Advanced concepts

Object repositories

Object repositories are optional csv files which can store variables for use in flows. They help to separate your flows from your personal data (like login information for web flows), and allow you to share common information between multiple flows for easy updating.

Each flow has a local object repository and all flows share the global object repository. The local object repository is the tagui_local.csv in the same folder as the flow. The global object repository is the tagui_global.csv in the tagui/src/ folder.

An object repository could look like this:

object definition
email user-email-textbox
create account btn btn–green btn-xl signup-btn

Within the flow, TagUI can use the objects email, create account as variables and they will be replaced directly by the definitions before it is run. Local definitions take precedence over global definitions.

If user-email-textbox was the identifier for some web text input, then you could use the following in your flow:

type `email` as


Datatables are csv files which can be used to run your flows multiple times with different inputs.

A datatable (trade_data.csv) could look like this:

# trade username password pair size direction
1 Trade USDSGD test_account 12345678 USDSGD 10000 BUY
2 Trade USDSGD test_account 12345678 USDJPY 1000 SELL
3 Trade EURUSD test_account 12345678 EURUSD 100000 BUY

To use it, you run your flow with tagui my_flow.tag trade_data.csv. TagUI will run my_flow.tag once for each row in the datatable (except the header). Within the flow, TagUI can use the variables trade, username, password, etc as if they were in the local object repository and the values will be from that run’s row.

Running other flows within a flow

A flow can run another flow, like this:

tagui login_crm.tag

Variables in the parent flow are accessible in the child flow.

Visual automation tricks

If you make the background of a UI element in a .png file 100% transparent using an image editor, TagUI will be able to target the element regardless of its background.

Conversely, you can also remove the foreground content near some anchor element like a frame, to allow you to OCR varying content in the empty area using the read step.

Writing Python within flows

You can write Python code in TagUI flows. Python needs to be installed separately.
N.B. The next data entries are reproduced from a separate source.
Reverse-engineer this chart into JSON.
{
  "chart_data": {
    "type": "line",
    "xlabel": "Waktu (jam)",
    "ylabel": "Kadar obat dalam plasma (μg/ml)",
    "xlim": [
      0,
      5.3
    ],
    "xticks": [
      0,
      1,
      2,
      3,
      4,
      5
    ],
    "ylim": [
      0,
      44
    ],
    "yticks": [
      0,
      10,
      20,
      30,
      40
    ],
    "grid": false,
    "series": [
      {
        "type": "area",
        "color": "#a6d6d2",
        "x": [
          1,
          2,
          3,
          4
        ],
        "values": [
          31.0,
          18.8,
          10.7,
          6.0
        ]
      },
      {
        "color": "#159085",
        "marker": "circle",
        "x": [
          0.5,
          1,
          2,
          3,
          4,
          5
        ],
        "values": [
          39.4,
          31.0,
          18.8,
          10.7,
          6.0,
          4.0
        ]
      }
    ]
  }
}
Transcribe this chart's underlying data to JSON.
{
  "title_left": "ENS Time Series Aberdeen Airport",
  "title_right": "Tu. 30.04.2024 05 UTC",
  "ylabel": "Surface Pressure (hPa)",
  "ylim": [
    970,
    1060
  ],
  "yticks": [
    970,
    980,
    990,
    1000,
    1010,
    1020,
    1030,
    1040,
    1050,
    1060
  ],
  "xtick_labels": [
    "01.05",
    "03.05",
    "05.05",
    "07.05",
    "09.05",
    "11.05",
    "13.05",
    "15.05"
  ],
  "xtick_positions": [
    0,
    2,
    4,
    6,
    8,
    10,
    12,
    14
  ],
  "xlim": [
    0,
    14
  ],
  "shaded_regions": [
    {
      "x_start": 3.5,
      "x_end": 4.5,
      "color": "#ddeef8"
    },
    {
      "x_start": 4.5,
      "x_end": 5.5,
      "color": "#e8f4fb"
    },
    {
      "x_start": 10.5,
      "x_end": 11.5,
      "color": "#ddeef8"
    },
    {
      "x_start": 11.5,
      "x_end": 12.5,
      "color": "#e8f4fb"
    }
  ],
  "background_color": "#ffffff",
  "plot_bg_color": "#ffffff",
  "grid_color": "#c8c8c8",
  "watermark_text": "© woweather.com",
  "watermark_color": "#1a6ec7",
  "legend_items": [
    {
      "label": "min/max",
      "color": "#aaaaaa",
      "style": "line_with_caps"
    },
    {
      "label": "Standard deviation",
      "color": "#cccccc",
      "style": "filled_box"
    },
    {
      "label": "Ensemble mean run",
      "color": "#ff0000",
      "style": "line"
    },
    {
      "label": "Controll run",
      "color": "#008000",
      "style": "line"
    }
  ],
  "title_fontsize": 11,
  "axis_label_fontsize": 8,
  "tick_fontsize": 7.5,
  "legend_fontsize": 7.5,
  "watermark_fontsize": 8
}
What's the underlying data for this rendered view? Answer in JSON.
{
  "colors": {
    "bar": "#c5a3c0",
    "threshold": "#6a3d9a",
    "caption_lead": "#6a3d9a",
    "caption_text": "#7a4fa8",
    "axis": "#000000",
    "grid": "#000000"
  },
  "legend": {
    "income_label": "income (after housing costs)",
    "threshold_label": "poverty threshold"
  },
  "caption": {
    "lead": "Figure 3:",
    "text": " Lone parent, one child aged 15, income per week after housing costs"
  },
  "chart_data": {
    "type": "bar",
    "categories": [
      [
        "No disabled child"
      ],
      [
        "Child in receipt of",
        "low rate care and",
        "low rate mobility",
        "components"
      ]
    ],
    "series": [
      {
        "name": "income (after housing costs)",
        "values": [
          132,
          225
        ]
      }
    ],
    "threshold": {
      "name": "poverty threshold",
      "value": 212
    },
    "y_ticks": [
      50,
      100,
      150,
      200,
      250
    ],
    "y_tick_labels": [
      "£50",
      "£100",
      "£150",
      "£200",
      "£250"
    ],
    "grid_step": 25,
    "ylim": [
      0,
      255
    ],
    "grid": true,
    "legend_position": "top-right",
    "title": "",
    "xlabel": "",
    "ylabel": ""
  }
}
The py step can be used to run commands in Python (TagUI will call python on the command line). You can pass string values back to TagUI with print(). The stdout will be stored in the py_result variable in TagUI.

py a=1
py b=2
py c=a+b
py print(c)
echo `py_result`

You can also use py begin and py finish before and after a Python code block:

py begin
py finish
echo `py_result`

You can pass a variable to Python like this:

phone = 1234567
py_step('phone = ' + phone)
py print(phone)
echo `py_result`

Saving flow run results

You can save an html log of the run and the flow run results to tagui/src/tagui_report.csv with the report option (shortcut -r).

tagui my_flow.tag -report

The CSV file will show one line for each run, when it started, how long it took to complete, any error message during run, and the link to the log file for that run.

Create log files for debugging

To do advanced debugging, you can create log files when running flows by creating an empty tagui_logging file in tagui/src/.

  • my_flow.log stores output of the execution.
  • my_flow.js is the generated JavaScript file that was run.
  • my_flow.raw is the expanded flow after parsing modules.